KeyBank and Appvion’s official committee of unsecured creditors filed with the U.S. Bankruptcy Court separate objections to the Company’s motion for an order approving bidding procedures in connection with the sale of substantially all of the Company’s assets, approving stalking horse protections and approving and authorizing the sale of substantially all of Debtors’ assets.

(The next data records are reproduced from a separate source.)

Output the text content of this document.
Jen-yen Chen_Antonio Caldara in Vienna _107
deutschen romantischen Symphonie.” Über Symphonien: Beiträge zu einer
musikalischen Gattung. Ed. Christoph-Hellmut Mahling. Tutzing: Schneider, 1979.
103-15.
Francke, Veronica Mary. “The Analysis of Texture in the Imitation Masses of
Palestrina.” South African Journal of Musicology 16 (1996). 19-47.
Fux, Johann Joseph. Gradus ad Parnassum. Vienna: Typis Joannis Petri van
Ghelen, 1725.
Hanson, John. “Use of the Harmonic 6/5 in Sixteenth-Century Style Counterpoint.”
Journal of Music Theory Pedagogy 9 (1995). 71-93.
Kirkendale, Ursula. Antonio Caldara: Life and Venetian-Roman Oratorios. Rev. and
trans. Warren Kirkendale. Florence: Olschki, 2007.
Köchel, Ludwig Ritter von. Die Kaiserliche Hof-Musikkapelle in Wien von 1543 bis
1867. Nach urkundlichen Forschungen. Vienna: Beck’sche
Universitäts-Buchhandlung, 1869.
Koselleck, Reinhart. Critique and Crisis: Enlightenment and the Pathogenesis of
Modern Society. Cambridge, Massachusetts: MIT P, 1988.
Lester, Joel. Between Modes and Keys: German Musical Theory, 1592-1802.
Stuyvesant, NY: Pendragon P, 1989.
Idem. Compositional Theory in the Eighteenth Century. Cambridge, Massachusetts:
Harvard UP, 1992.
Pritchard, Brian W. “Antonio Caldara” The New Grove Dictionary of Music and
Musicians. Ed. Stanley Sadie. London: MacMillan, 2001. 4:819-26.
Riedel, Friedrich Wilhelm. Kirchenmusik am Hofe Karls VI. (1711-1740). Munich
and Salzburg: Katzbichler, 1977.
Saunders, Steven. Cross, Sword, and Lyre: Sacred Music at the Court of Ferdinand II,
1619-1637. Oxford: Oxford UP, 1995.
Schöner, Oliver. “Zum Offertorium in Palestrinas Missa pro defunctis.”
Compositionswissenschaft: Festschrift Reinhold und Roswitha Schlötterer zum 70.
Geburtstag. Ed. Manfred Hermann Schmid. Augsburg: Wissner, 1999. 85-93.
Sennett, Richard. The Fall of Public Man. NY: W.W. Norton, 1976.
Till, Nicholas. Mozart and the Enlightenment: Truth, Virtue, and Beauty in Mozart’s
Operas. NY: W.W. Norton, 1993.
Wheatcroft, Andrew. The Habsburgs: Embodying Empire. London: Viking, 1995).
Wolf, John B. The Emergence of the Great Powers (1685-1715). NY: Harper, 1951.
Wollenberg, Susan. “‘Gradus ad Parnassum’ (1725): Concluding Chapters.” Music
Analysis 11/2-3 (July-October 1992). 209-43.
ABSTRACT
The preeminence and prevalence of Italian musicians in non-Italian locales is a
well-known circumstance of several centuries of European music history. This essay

KeyBank asserts, “KeyBank is a DIP Lender pursuant to the DIP Credit Agreement with respect to approximately $15,471,250 of the ‘Roll-Up Loans’, which constitute ‘DIP Obligations’ under the DIP Financing Order….The Majority Lender under the DIP Credit Agreement is defined as certain funds and accounts managed by Franklin Advisers. Franklin is not the Administrative Agent under the DIP Credit Agreement and is not authorized to credit bid. Franklin, however, attempts to use its position as the Majority Lender under the DIP Credit Agreement to favor itself in violation of the applicable terms of the DIP Credit Agreement and the DIP Financing Order. Specifically, Franklin’s proposed bid–encourages a default under the Credit Agreement–and provides for (i) the assumption of the NM Term Loan Obligations into debt of the new entity to be formed to acquire the Purchased Assets, for which Franklin is the primary lender, and (ii) the credit bidding of the Roll-Up Loan Obligations in exchange for equity in the new entity.”
In addition, “Such disparate treatment violates the relevant terms of the DIP Credit Agreement and the DIP Financing Order, which require the pro rata treatment of NM Term Loan Obligations with the Roll-Up Loan Obligations. This fundamental failing, along with the inability of Franklin to credit bid, requires the Court to deny the Motion without even determining if the bid procedures are fair….In addition, the Bidding Procedures fail to quantify the Stalking Horse Purchase Price. Potential bidders, therefore, are left to guess the amount necessary to satisfy the Minimum Initial Overbid Amount as required to submit a Qualified Bid. Finally, the Debtors have not demonstrated that the Purchased Assets have been adequately marketed.”